The belt seemed to be broken. Whether it was the intense load of Slate being pushed upon it by the light tram or some problem further up, I couldn’t tell. Maiya shone a light from her glasses on the area, though there were small red lights lining the tunnel inside the building that the belt ran through. Although we came to a maintenance ladder quickly, I heard something up ahead that I believed to be the cause of the breakage. As I moved away from the maintenance ladder to approach the sound up ahead, I felt a cobweb hit my face.

The condition of the tunnel only deteriorated as we moved further in, chasing that sound. I looked like nothing had passed through that place in years. The cobwebs grew more numerous, and we saw some automatons embedded within the walls of the tunnel that were clearly deactivated. Not much further ahead did we see the source of the sound: A lonely man with his uniform on, hitting the walls of the tunnel with some heated beam. It came out of a device not unlike the one given to me by The Embassy. I wondered if it was the same device.

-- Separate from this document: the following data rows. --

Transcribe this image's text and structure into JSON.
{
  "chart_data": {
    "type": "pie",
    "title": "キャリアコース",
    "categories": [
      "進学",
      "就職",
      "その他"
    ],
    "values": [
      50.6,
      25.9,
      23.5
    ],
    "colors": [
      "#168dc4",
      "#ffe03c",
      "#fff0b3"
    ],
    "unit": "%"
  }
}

“Sir?” I shouted to him, my voice echoing down the metallic tunnel. “What are you doing in here?”

“What? Who’s there?” he asked. His voice was raspy; he was older than I thought. “I’m repairing the conveyor belt. It’ll be fixed soon, so clear yourselves out of here!” He swatted cobwebs away from his face, and welded the metal walls further. “Yep, any minute now she’ll be up and running, just like she used to be.”

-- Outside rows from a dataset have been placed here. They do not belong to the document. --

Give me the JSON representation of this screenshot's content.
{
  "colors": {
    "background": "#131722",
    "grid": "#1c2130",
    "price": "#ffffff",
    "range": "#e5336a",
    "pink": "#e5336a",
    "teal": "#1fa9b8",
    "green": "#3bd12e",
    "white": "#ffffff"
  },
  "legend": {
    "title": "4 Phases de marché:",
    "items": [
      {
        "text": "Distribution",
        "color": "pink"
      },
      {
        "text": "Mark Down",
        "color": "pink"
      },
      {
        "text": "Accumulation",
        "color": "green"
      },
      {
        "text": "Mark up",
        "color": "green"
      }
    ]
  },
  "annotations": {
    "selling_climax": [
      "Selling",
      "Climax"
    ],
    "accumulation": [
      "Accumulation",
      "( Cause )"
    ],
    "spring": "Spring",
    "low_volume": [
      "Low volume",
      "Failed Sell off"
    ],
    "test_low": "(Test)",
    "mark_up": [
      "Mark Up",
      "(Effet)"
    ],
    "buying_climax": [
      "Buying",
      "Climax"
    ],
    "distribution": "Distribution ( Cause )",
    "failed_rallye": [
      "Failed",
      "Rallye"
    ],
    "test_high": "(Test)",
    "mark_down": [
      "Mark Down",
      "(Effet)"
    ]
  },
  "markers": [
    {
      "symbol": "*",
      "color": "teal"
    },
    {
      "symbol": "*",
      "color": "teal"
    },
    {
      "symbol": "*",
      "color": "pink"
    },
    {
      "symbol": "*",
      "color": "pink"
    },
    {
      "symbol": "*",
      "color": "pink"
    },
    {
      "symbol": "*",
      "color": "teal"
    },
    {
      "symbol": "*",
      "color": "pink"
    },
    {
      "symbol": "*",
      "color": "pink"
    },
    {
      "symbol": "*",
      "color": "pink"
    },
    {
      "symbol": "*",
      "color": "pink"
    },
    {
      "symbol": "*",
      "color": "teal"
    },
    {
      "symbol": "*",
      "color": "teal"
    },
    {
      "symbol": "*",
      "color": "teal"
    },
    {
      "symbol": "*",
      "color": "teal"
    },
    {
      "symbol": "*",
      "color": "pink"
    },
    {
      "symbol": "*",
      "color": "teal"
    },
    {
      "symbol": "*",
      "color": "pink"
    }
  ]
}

Maiya and I walked closer to the man and began observing his work. “Used to be?” I asked. “I thought that this plant purifies all of the Slate that gets mined down here?”

The man was so riled by this statement that he almost stopped welding. “Hah!” he laughed. “This building hasn’t purified anything in fifty years. But if I just give it a little push…” He turned up the heat on his torch and began melting the walls of the tunnel away.

I reached in and grabbed his arm. “What are you doing? You’re going to damage the tunnel!” But the man kept welding, kept melting the sides of the tunnel. I started to think that he wasn’t trying to fix the conveyor belt, but break it further in order to halt the purification plant’s operations. Was this the man that The Embassy had warned me about? Was this the man I was supposed to “deal with”? I looked at him, still welding away even with my hand gripping his arm, and I was sure of it.

“Let go of my arm!” he shouted, his loose old skin struggling out of my grip. I didn’t relinquish my hold on him until I felt a jerking motion beneath my feet. The red lights in the tunnel suddenly glowed brighter; the cobwebs were swept away by some strong wind whirling through the tunnel. The old man rejoiced, “It’s working! It’s finally working…”

I felt the conveyor belt begin to move beneath my feet, taking Maiya and I with it to parts unknown. However, one thing about out destination was sure: If we made it deeper into the factory through this tunnel now that it was active, we weren’t going to be able to get back out.